The year 2018 was a stark and, in many ways, defining one for the Catholic Church. Still slowly recovering from the ongoing revelations of the devastating clerical child sex abuse scandal and its widespread coverup by bishops, another major revelation rocked the Church in the U.S. and across the globe, shaking the faith of millions: the notorious exposé of the crimes of serial rapist and then-Cardinal Theodore McCarrick.

As has been well-documented, McCarrick was a bishop for over four decades under five different pontificates and, during that time, raped and sexually abused numerous boys — some of them underage, many of them seminarians, and some of them even priests — and spiritually and emotionally abused countless more. As if his double life of ersatz public piety and secret diabolical debauchery weren’t bad enough, McCarrick was considered at the time to be the most powerful Catholic bishop in the U.S. and one of the most powerful in the whole world. He rose through the ranks, climbing to the upper echelons of the College of Cardinals while sodomizing children and raping young men who wanted to serve Christ through the priesthood.

Worse still, everyone seemed to know. Many of McCarrick’s brother bishops feigned a sudden sadness upon learning of their once-esteemed colleague’s crimes, but none were genuinely surprised. Bishop Steven Lopes of the Personal Ordinariate of the Chair of St. Peter confirmed this, lambasting his brother bishops for their pretensions to surprise. “I’ll tell you what response I think is not good enough,” he said. “It’s the parade of cardinals and bishops who have rushed to the television cameras clutching their pectoral crosses, saying, ‘I knew nothing.’ … We all knew.” Lopes even recalled that when McCarrick was named archbishop of Newark in 1986, the seminarians, including then-seminarian Lopes, knew what would happen when he would visit the seminary.

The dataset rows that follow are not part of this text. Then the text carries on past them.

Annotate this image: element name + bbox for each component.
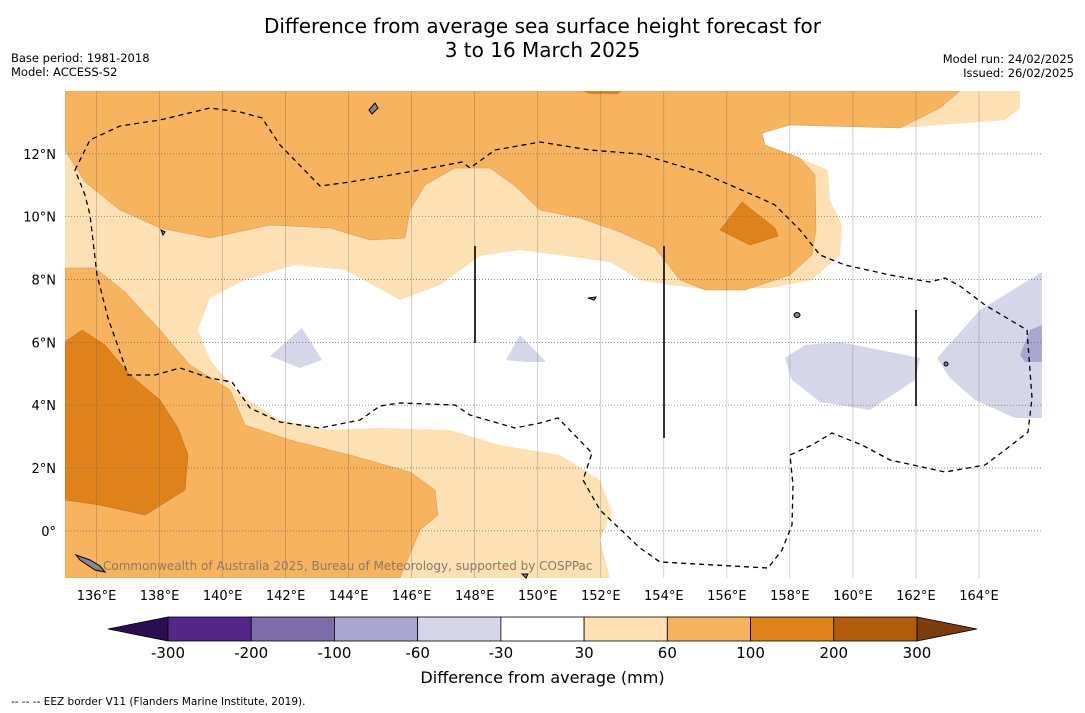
base-period-text: Base period: 1981-2018 — [11, 51, 150, 65]
lat-tick-label: 0° — [41, 525, 56, 540]
colorbar-tick-label: -300 — [151, 644, 185, 662]
lon-tick-label: 152°E — [581, 589, 621, 604]
meta-right: Model run: 24/02/2025 Issued: 26/02/2025 — [943, 52, 1074, 80]
island — [160, 228, 166, 237]
anomaly-100-200-patch — [719, 201, 779, 246]
lon-tick-label: 156°E — [707, 589, 747, 604]
colorbar-tick-label: -30 — [489, 644, 514, 662]
footnote: -- -- -- EEZ border V11 (Flanders Marine… — [11, 696, 306, 708]
colorbar-segment — [417, 616, 502, 642]
credit-text: Commonwealth of Australia 2025, Bureau o… — [103, 559, 593, 573]
issued-text: Issued: 26/02/2025 — [963, 66, 1074, 80]
lat-tick-label: 2°N — [32, 462, 57, 477]
anomaly-neutral — [198, 91, 1042, 578]
island — [368, 102, 379, 115]
lat-tick-label: 8°N — [32, 274, 57, 289]
colorbar-segment — [833, 616, 918, 642]
eez-border — [74, 107, 1033, 569]
meta-left: Base period: 1981-2018 Model: ACCESS-S2 — [11, 51, 150, 79]
title-line-2: 3 to 16 March 2025 — [444, 38, 641, 62]
colorbar-segment — [167, 616, 252, 642]
anomaly-100-200-top — [582, 91, 622, 94]
anomaly-60-100 — [65, 91, 961, 291]
anomaly-neg-1 — [270, 328, 322, 368]
island — [520, 573, 529, 579]
longitude-labels: 136°E 138°E 140°E 142°E 144°E 146°E 148°E 150°E… — [77, 589, 999, 604]
lon-tick-label: 144°E — [329, 589, 369, 604]
colorbar-title: Difference from average (mm) — [420, 668, 665, 687]
title-line-1: Difference from average sea surface heig… — [263, 14, 822, 38]
lon-tick-label: 140°E — [203, 589, 243, 604]
colorbar-tick-label: -100 — [317, 644, 351, 662]
colorbar-tick-label: -60 — [405, 644, 430, 662]
map-fill — [65, 91, 1042, 578]
lat-tick-label: 12°N — [23, 148, 56, 163]
anomaly-neg-4 — [937, 272, 1042, 418]
model-text: Model: ACCESS-S2 — [11, 65, 118, 79]
lat-tick-label: 6°N — [32, 336, 57, 351]
anomaly-neg-5 — [1020, 325, 1042, 362]
colorbar-segment — [334, 616, 419, 642]
map-title: Difference from average sea surface heig… — [0, 14, 1085, 62]
gridlines — [65, 91, 1042, 578]
colorbar-segment — [583, 616, 668, 642]
colorbar: -300 -200 -100 -60 -30 30 60 100 200 300 — [107, 616, 978, 662]
colorbar-tick-label: 100 — [736, 644, 765, 662]
colorbar-extend-low — [107, 616, 169, 642]
lon-tick-label: 150°E — [518, 589, 558, 604]
island — [587, 296, 598, 301]
anomaly-neg-2 — [506, 335, 546, 362]
lat-tick-label: 4°N — [32, 399, 57, 414]
colorbar-segment — [250, 616, 335, 642]
lon-tick-label: 148°E — [455, 589, 495, 604]
colorbar-tick-label: 300 — [903, 644, 932, 662]
colorbar-segment — [750, 616, 835, 642]
lon-tick-label: 136°E — [77, 589, 117, 604]
island — [793, 312, 801, 318]
lon-tick-label: 158°E — [770, 589, 810, 604]
anomaly-neg-3 — [785, 342, 920, 410]
colorbar-segment — [500, 616, 585, 642]
model-run-text: Model run: 24/02/2025 — [942, 52, 1074, 66]
lon-tick-label: 154°E — [644, 589, 684, 604]
islands — [74, 102, 949, 579]
boundary-lines — [474, 246, 917, 438]
lon-tick-label: 146°E — [392, 589, 432, 604]
lat-tick-label: 10°N — [23, 211, 56, 226]
latitude-labels: 0° 2°N 4°N 6°N 8°N 10°N 12°N — [23, 148, 56, 540]
lon-tick-label: 164°E — [959, 589, 999, 604]
lon-tick-label: 160°E — [833, 589, 873, 604]
colorbar-extend-high — [916, 616, 978, 642]
island — [943, 361, 949, 367]
colorbar-segment — [666, 616, 751, 642]
colorbar-tick-label: -200 — [234, 644, 268, 662]
colorbar-tick-label: 30 — [575, 644, 594, 662]
lon-tick-label: 138°E — [140, 589, 180, 604]
colorbar-tick-label: 60 — [658, 644, 677, 662]
lon-tick-label: 162°E — [896, 589, 936, 604]
colorbar-tick-label: 200 — [819, 644, 848, 662]
island — [74, 553, 107, 573]
lon-tick-label: 142°E — [266, 589, 306, 604]
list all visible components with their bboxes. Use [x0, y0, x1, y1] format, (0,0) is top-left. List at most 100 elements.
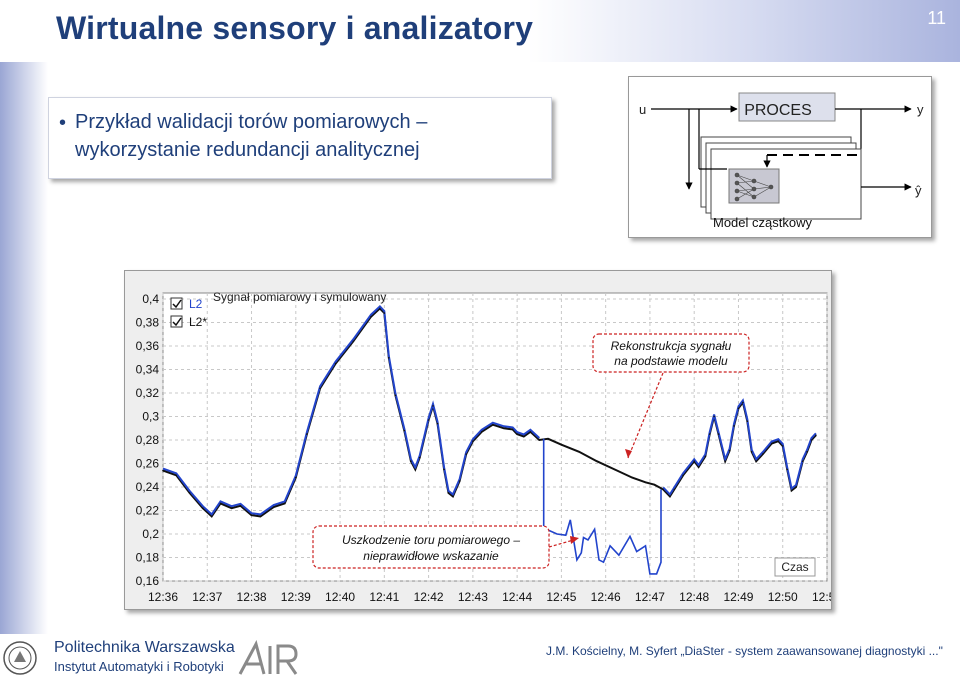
title-bar — [0, 0, 960, 62]
y-tick-label: 0,32 — [136, 386, 160, 400]
legend-label-l2: L2 — [189, 297, 203, 311]
x-tick-label: 12:40 — [325, 590, 355, 604]
data-point — [465, 453, 468, 455]
footer-institute: Instytut Automatyki i Robotyki — [54, 659, 224, 674]
chart-svg: 0,4 0,38 0,36 0,34 0,32 0,3 0,28 0,26 0,24 0,22 0,… — [136, 290, 843, 604]
data-point — [458, 480, 461, 482]
y-tick-label: 0,18 — [136, 551, 160, 565]
bullet-text: Przykład walidacji torów pomiarowych – w… — [75, 108, 427, 164]
data-point — [472, 440, 474, 442]
process-label: PROCES — [744, 102, 812, 119]
data-point — [578, 451, 580, 453]
data-point — [480, 431, 483, 433]
data-point — [259, 515, 262, 518]
diagram-svg: PROCES u y ŷ Model cząstkowy — [639, 92, 924, 230]
series-l2-fault-line — [542, 438, 662, 575]
data-point — [806, 451, 808, 453]
process-model-diagram: PROCES u y ŷ Model cząstkowy — [628, 76, 932, 238]
estimate-label: ŷ — [915, 183, 922, 198]
x-tick-label: 12:50 — [768, 590, 798, 604]
x-tick-label: 12:49 — [723, 590, 753, 604]
data-point — [682, 474, 684, 477]
data-point — [230, 507, 233, 509]
data-point — [447, 492, 450, 494]
y-tick-label: 0,24 — [136, 480, 160, 494]
data-point — [436, 422, 439, 425]
data-point — [403, 429, 406, 432]
data-point — [283, 502, 286, 505]
data-point — [379, 307, 381, 310]
data-point — [790, 489, 793, 492]
reconstruction-arrowhead — [625, 449, 632, 458]
data-point — [742, 401, 744, 404]
data-point — [162, 469, 164, 472]
bullet-line-1: Przykład walidacji torów pomiarowych – — [75, 111, 428, 133]
y-tick-label: 0,2 — [142, 527, 159, 541]
model-label: Model cząstkowy — [713, 215, 812, 230]
reconstruction-callout — [592, 333, 750, 373]
data-point — [644, 481, 647, 484]
x-tick-label: 12:42 — [414, 590, 444, 604]
data-point — [693, 460, 695, 462]
legend-checkbox-l2 — [170, 297, 183, 310]
fault-text-2: nieprawidłowe wskazanie — [363, 549, 499, 563]
x-tick-label: 12:44 — [502, 590, 532, 604]
data-point — [801, 460, 804, 462]
data-point — [713, 415, 715, 418]
neural-net-nodes — [734, 172, 774, 202]
footer — [0, 634, 960, 678]
data-point — [388, 357, 390, 359]
data-point — [250, 514, 253, 516]
y-tick-label: 0,36 — [136, 339, 160, 353]
data-point — [733, 425, 735, 427]
x-tick-label: 12:45 — [546, 590, 576, 604]
x-tick-label: 12:46 — [591, 590, 621, 604]
page-number: 11 — [927, 8, 946, 28]
y-tick-label: 0,26 — [136, 457, 160, 471]
data-point — [750, 451, 753, 453]
data-point — [319, 387, 321, 390]
y-tick-label: 0,38 — [136, 316, 160, 330]
reconstruction-text-1: Rekonstrukcja sygnału — [611, 339, 732, 353]
university-seal-icon — [3, 641, 37, 675]
data-point — [762, 453, 764, 455]
data-point — [770, 442, 773, 445]
annotation-top: Sygnał pomiarowy i symulowany — [213, 290, 386, 304]
fault-text-1: Uszkodzenie toru pomiarowego – — [342, 533, 520, 547]
data-point — [795, 486, 797, 488]
data-point — [613, 468, 616, 471]
data-point — [492, 423, 494, 426]
x-tick-label: 12:37 — [192, 590, 222, 604]
data-point — [352, 340, 355, 343]
x-tick-label: 12:47 — [635, 590, 665, 604]
x-tick-label: 12:41 — [369, 590, 399, 604]
data-point — [427, 419, 430, 421]
legend-check-l2-star — [172, 317, 182, 327]
data-point — [697, 466, 700, 468]
signal-chart: 0,4 0,38 0,36 0,34 0,32 0,3 0,28 0,26 0,24 0,22 0,… — [124, 270, 843, 610]
legend-label-l2-star: L2* — [189, 315, 207, 329]
data-point — [704, 455, 707, 458]
data-point — [210, 515, 213, 518]
data-point — [781, 445, 784, 447]
data-point — [295, 476, 297, 479]
data-point — [717, 433, 720, 435]
data-point — [560, 443, 563, 446]
data-point — [432, 405, 434, 407]
data-point — [239, 505, 242, 507]
series-l2-line — [162, 304, 817, 516]
input-label: u — [639, 102, 646, 117]
data-point — [511, 428, 514, 431]
y-tick-label: 0,3 — [142, 410, 159, 424]
output-label: y — [917, 102, 924, 117]
x-tick-label: 12:51 — [812, 590, 831, 604]
data-point — [755, 460, 757, 462]
data-point — [414, 468, 417, 471]
y-tick-label: 0,34 — [136, 363, 160, 377]
slide-title: Wirtualne sensory i analizatory — [56, 10, 534, 46]
data-point — [503, 427, 505, 430]
x-tick-label: 12:48 — [679, 590, 709, 604]
institute-logo-icon — [238, 640, 298, 675]
legend-check-l2 — [172, 299, 182, 309]
legend-checkbox-l2-star — [170, 315, 183, 328]
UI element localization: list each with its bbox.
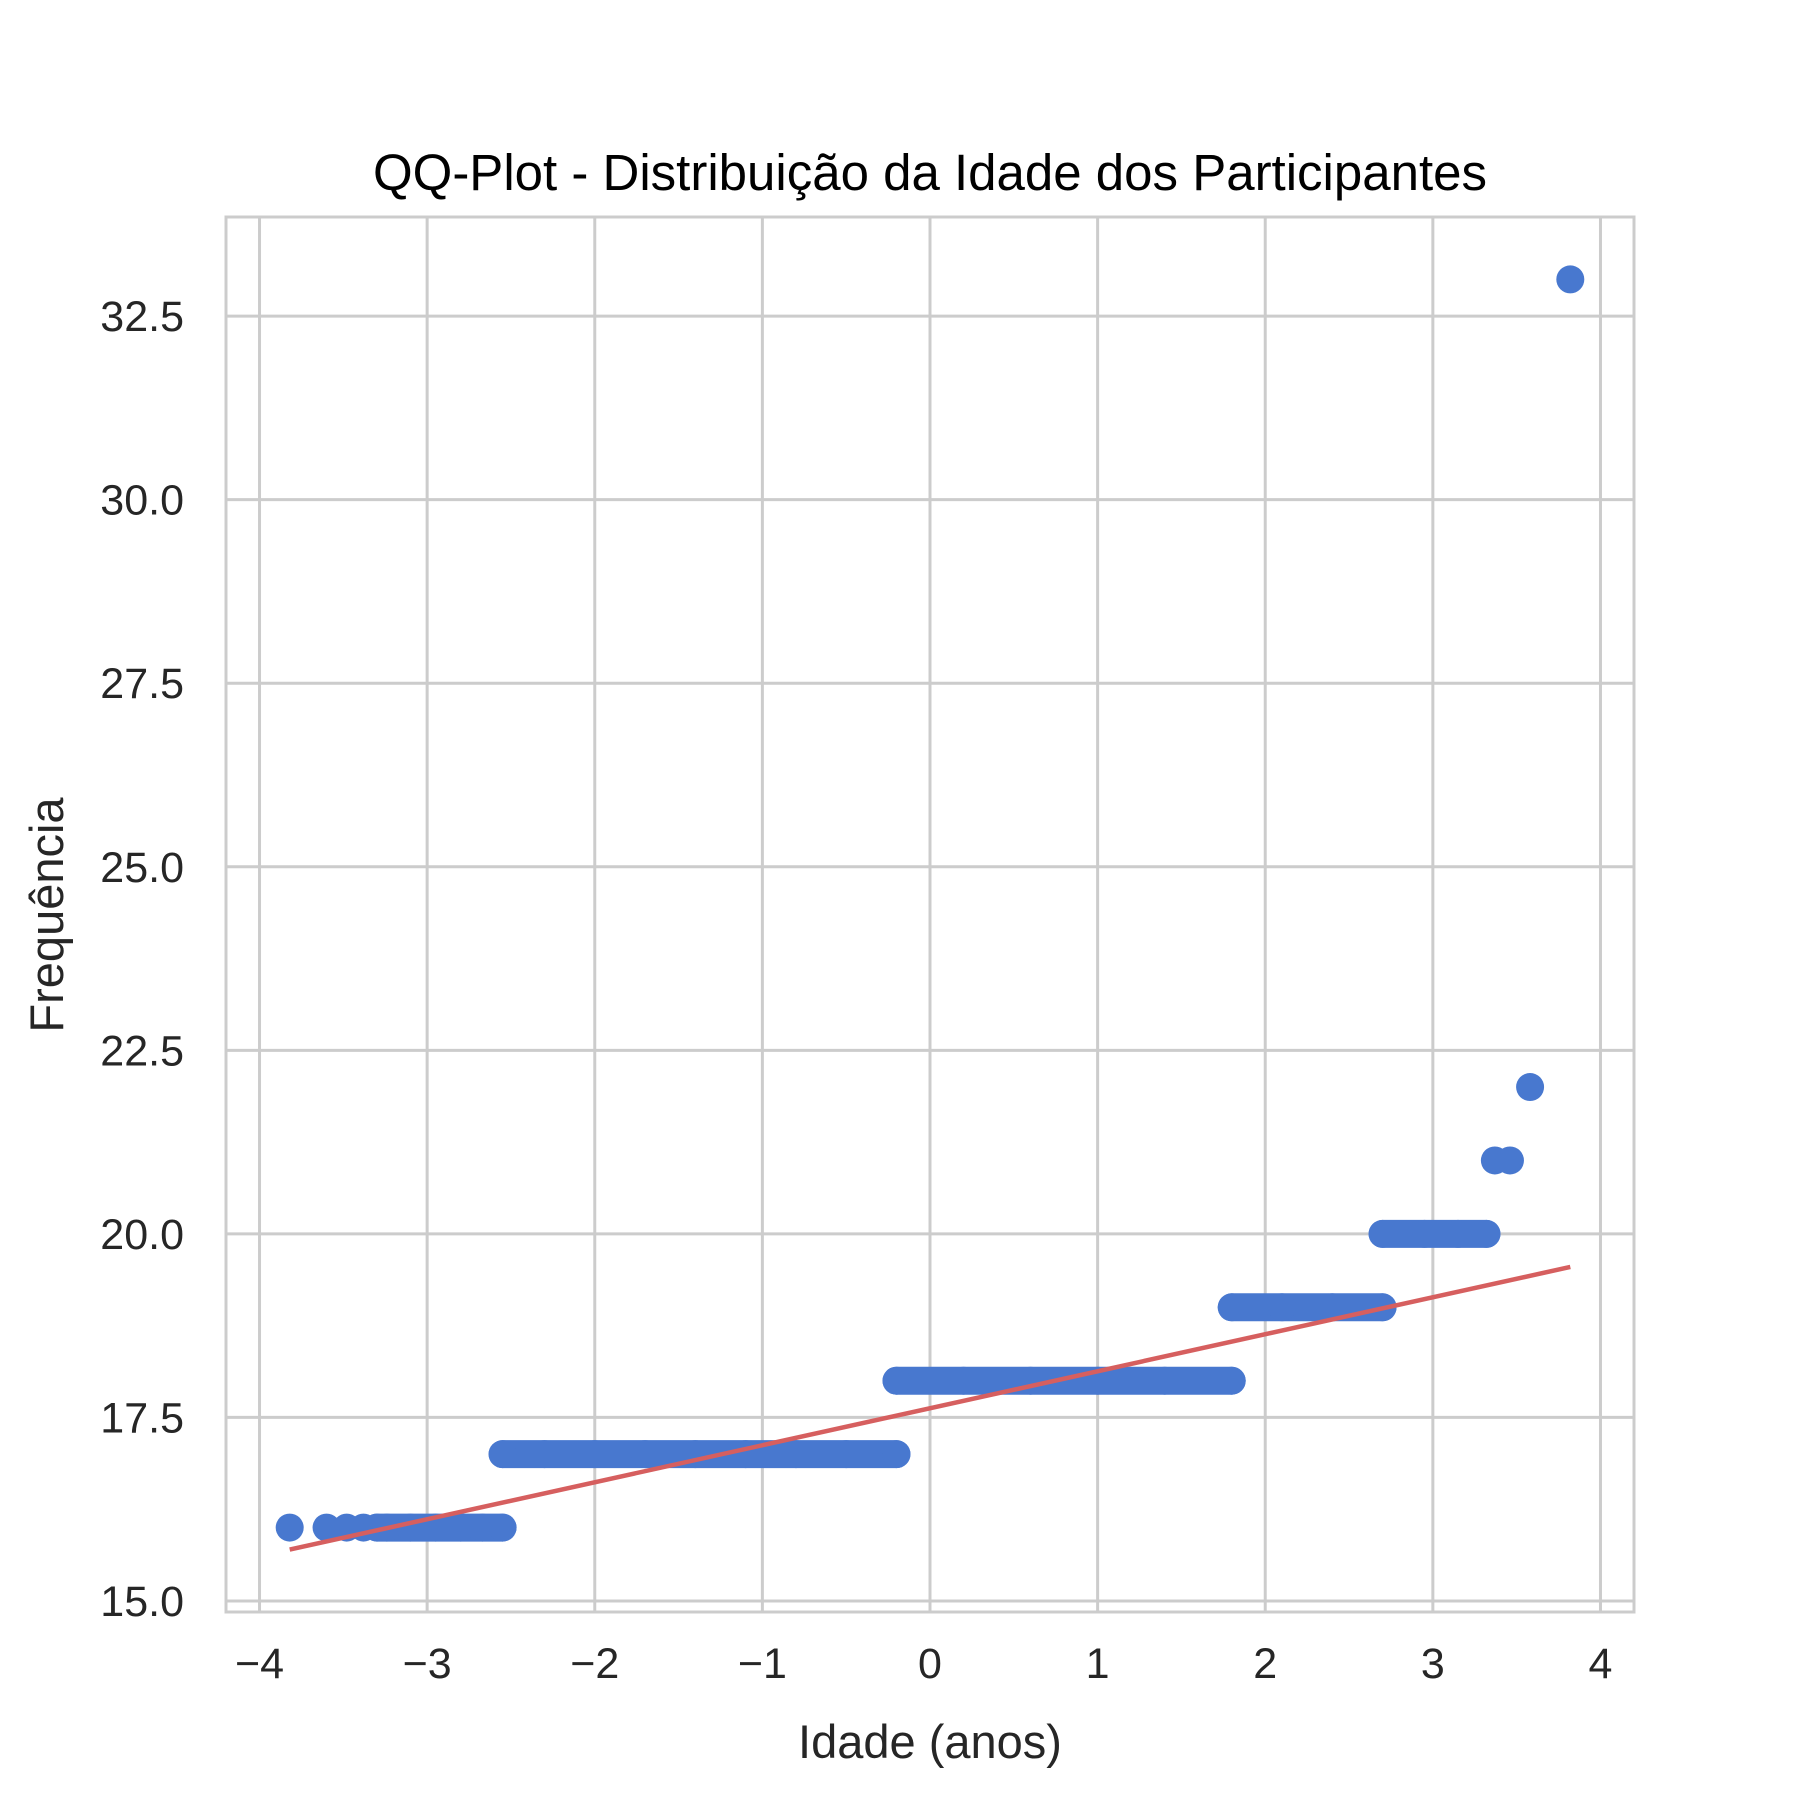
data-point	[1268, 1293, 1296, 1322]
data-point	[1368, 1219, 1397, 1248]
data-point	[312, 1513, 341, 1542]
data-point	[1556, 265, 1585, 294]
x-tick-label: −2	[570, 1640, 619, 1688]
data-point	[580, 1440, 609, 1469]
x-tick-labels: −4 −3 −2 −1 0 1 2 3 4	[235, 1640, 1612, 1688]
data-point	[882, 1440, 911, 1469]
data-point	[396, 1513, 425, 1542]
y-tick-label: 25.0	[100, 844, 184, 892]
y-tick-label: 17.5	[100, 1394, 184, 1442]
data-point	[1516, 1073, 1545, 1102]
x-tick-label: −1	[738, 1640, 787, 1688]
data-point	[1318, 1293, 1347, 1322]
data-point	[1495, 1146, 1524, 1175]
data-point	[488, 1513, 517, 1542]
y-tick-label: 30.0	[100, 477, 184, 525]
fit-line	[289, 1264, 1571, 1552]
data-point	[949, 1366, 978, 1395]
data-point	[781, 1440, 810, 1469]
data-point	[1410, 1219, 1439, 1248]
data-point	[882, 1366, 911, 1395]
y-axis-label: Frequência	[20, 797, 73, 1033]
data-point	[832, 1440, 861, 1469]
x-tick-label: 4	[1589, 1640, 1613, 1688]
data-point	[1444, 1219, 1472, 1248]
data-point	[1472, 1219, 1501, 1248]
x-tick-label: −4	[235, 1640, 284, 1688]
grid-lines	[226, 217, 1634, 1612]
data-point	[446, 1513, 475, 1542]
x-tick-label: 0	[918, 1640, 942, 1688]
data-point	[1150, 1366, 1179, 1395]
data-point	[275, 1513, 304, 1542]
y-tick-labels: 15.0 17.5 20.0 22.5 25.0 27.5 30.0 32.5	[100, 293, 184, 1626]
y-tick-label: 32.5	[100, 293, 184, 341]
x-tick-label: 3	[1421, 1640, 1445, 1688]
y-tick-label: 27.5	[100, 660, 184, 708]
y-tick-label: 15.0	[100, 1578, 184, 1626]
y-tick-label: 20.0	[100, 1211, 184, 1259]
data-point	[488, 1440, 517, 1469]
x-tick-label: 2	[1253, 1640, 1277, 1688]
fit-line-group	[289, 1264, 1571, 1552]
chart-title: QQ-Plot - Distribuição da Idade dos Part…	[373, 144, 1487, 201]
data-point	[1217, 1293, 1246, 1322]
data-point	[468, 1513, 497, 1542]
x-tick-label: 1	[1086, 1640, 1110, 1688]
data-point	[631, 1440, 660, 1469]
y-tick-label: 22.5	[100, 1027, 184, 1075]
data-point	[731, 1440, 760, 1469]
x-tick-label: −3	[403, 1640, 452, 1688]
data-point	[530, 1440, 559, 1469]
x-axis-label: Idade (anos)	[798, 1715, 1062, 1768]
plot-frame	[224, 215, 1636, 1614]
data-point	[1217, 1366, 1246, 1395]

Cardinal Seán O’Malley of Boston was alerted of McCarrick’s crimes as early as 2015 but kept silent, despite leading Pope Francis’ sex abuse prevention commission. Clerical sex abuse expert A.W. Richard Sipe wrote to now-Cardinal Robert McElroy of San Diego in 2016, describing McCarrick’s history of rape and abuse. McElroy also remained silent. Archbishop Carlo Maria Viganò, former papal nuncio to the U.S., even alleged that Pope Francis himself knew of McCarrick’s crimes and personally chose to lift sanctions Pope Benedict XVI had placed on the predatory prelate.